"We have to show the world that not all of us are like him," vows Colonel Claus von Stauffenberg (Tom Cruise) to a crowded room full of his fellow Nazi officers. They've gathered to plot the overthrow of the Third Reich, starting with the assassination of Hitler and ending with an elegantly crafted military coup. It's certain death if they're found out, but von Stauffenberg has had enough. Being wounded in Tunisia has calcified his deep disdain for the Nazi war machine, and now his dreams of returning Germany to her former integrity swell when he listens to a Victrola recording of Wagner's "Ride of the Valkyries."
Director Bryan Singer (The Usual Suspects, Superman Returns) doesn't succeed in liberating that tune from the ghost of Apocalypse Now, but every other detail of his World War II thriller is executed spit-and-polish perfectly, even down to the unlikely choice of Cruise in the leading role. Cruise has built a formidable screen legend out of only three acting gears--discipline, rage, and cocksure charm.
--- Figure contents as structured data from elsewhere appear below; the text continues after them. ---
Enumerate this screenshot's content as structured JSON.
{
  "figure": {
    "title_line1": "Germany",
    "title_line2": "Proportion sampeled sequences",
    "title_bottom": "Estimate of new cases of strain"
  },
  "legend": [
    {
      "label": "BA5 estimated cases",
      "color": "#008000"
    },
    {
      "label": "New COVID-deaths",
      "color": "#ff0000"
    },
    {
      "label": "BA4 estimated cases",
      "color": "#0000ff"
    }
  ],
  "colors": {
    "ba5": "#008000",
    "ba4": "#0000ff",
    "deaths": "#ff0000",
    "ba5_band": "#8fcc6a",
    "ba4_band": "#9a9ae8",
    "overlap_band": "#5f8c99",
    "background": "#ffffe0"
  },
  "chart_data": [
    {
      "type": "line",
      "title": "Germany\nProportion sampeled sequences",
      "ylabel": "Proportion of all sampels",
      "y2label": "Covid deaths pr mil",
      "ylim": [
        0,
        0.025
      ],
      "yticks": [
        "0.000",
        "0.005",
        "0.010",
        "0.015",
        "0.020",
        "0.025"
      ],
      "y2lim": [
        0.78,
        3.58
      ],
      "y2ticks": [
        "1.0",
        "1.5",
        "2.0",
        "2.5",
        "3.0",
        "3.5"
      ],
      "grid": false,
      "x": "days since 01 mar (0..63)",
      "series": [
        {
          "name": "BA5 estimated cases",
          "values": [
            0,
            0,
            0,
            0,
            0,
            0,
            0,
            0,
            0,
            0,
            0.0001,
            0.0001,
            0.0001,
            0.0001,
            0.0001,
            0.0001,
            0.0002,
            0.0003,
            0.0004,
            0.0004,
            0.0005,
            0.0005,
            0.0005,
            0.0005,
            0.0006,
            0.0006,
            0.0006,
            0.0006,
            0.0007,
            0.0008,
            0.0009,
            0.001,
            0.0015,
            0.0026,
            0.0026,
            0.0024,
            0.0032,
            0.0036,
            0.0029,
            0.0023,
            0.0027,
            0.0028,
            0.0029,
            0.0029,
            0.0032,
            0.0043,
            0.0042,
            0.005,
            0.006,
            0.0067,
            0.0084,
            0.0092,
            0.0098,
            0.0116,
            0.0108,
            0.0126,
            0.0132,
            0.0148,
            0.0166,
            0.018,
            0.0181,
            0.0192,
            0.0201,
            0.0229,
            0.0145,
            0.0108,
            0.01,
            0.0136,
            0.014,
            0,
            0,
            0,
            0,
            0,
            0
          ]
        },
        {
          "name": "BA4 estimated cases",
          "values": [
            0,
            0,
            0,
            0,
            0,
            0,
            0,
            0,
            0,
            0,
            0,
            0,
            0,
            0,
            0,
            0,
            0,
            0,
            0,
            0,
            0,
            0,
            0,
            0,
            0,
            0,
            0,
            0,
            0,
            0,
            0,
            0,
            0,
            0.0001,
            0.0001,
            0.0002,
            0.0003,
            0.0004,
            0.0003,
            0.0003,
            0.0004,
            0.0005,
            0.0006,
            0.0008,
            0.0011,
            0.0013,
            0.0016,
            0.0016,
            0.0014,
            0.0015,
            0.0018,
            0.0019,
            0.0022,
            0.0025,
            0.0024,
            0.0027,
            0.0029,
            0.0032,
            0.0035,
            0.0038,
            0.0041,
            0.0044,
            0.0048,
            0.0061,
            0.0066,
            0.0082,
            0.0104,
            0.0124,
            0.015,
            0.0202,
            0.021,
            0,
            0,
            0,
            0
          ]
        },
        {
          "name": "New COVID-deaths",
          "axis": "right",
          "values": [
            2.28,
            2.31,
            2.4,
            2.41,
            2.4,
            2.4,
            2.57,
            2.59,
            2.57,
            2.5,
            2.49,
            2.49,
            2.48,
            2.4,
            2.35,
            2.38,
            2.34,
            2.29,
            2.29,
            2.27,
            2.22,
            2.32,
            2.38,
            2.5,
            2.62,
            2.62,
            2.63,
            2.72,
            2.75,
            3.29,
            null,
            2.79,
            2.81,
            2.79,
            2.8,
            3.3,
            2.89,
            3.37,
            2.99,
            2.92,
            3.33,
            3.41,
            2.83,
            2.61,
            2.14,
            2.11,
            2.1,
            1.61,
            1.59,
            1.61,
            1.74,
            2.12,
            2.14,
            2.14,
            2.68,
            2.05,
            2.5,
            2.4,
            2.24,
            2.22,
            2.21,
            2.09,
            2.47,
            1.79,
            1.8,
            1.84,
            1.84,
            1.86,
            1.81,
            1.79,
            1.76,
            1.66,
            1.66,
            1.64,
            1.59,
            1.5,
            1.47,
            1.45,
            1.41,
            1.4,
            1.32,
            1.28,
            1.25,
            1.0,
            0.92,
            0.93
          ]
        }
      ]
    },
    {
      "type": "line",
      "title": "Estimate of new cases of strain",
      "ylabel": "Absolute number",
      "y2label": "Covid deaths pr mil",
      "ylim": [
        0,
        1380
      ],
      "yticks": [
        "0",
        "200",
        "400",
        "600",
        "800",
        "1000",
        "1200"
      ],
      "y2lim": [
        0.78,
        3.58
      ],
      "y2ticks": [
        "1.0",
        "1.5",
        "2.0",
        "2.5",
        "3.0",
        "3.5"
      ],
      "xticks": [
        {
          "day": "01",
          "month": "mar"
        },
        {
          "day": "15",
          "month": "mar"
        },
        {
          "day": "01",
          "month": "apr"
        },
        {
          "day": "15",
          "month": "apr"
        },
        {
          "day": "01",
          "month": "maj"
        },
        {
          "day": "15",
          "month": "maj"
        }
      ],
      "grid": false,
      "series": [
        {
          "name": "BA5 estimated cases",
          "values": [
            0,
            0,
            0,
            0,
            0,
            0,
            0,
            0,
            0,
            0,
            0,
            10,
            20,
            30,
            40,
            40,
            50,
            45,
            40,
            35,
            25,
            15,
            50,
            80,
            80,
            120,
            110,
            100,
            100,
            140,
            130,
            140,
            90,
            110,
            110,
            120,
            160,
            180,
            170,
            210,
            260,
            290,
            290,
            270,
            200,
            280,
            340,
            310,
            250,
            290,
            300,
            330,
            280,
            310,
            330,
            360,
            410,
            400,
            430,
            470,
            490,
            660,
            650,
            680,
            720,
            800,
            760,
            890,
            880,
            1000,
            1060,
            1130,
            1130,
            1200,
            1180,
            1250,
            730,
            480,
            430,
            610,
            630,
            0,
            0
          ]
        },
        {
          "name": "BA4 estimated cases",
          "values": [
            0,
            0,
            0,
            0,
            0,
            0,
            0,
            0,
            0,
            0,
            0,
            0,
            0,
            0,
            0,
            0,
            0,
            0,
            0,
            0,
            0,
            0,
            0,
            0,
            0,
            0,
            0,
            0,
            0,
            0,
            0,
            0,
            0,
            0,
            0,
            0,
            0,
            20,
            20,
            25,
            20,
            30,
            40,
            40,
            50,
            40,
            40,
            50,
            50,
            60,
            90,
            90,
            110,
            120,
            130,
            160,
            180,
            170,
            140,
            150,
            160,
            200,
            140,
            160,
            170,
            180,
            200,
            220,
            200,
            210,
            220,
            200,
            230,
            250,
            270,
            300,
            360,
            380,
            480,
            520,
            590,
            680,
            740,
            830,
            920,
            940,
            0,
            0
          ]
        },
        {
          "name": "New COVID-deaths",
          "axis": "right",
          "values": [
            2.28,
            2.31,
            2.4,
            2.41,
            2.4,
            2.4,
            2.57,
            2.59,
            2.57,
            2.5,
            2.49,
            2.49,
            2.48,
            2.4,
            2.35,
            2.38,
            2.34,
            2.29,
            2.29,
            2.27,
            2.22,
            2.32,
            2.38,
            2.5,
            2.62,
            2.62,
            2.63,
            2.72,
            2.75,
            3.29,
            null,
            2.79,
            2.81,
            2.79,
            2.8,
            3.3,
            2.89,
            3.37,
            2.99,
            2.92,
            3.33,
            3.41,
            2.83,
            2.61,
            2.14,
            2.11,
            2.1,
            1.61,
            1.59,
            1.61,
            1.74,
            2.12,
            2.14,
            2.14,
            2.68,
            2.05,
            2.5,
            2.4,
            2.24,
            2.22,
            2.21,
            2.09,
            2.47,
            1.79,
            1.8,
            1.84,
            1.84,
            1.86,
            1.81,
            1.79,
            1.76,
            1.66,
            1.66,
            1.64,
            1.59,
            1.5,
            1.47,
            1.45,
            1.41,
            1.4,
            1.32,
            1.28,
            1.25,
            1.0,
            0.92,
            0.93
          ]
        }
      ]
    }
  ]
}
He's incapable of the kind of Dionysian indolence with which someone like Robert Downey Jr. or the late Heath Ledger could saturate a performance (imagine how much more sensual and fun either of those men could have made Interview With the Vampire or Eyes Wide Shut, two roles that pushed Cruise painfully past his zone of competence.) But here, as a man of impeccable comportment, valor, and honor, those three gears are all he needs. This is a role that's custom made for Cruise (although, for a Nazi, that profile is a little suspect, nicht wahr?) He's refined his trademark tight smile and flash of the eyes in a way that honors, not apes, the way Paul Newman could do the same, and regardless of how his off-screen shenanigans have irreversibly tarnished his on-screen image, the harmony between role and actor allows the audience to believe wholeheartedly in this exceptional man's doomed crusade.
Because he is doomed, right? It's no spoiler to announce that Hitler survives von Stauffenberg's plot, so the filmmakers' challenge is to find a way to make the getting there suspenseful. For the most part Singer succeeds in investing scenes with tension and surprise, but there's no escaping the inevitable. When it arrives, all the importance of the past two hours whooshes out of the story, like hot steam escaping a dejected soufflé. It's like the makers of Titanic could have told them--you can put in all the sturm und drang you want, but in the end the boat has to go down.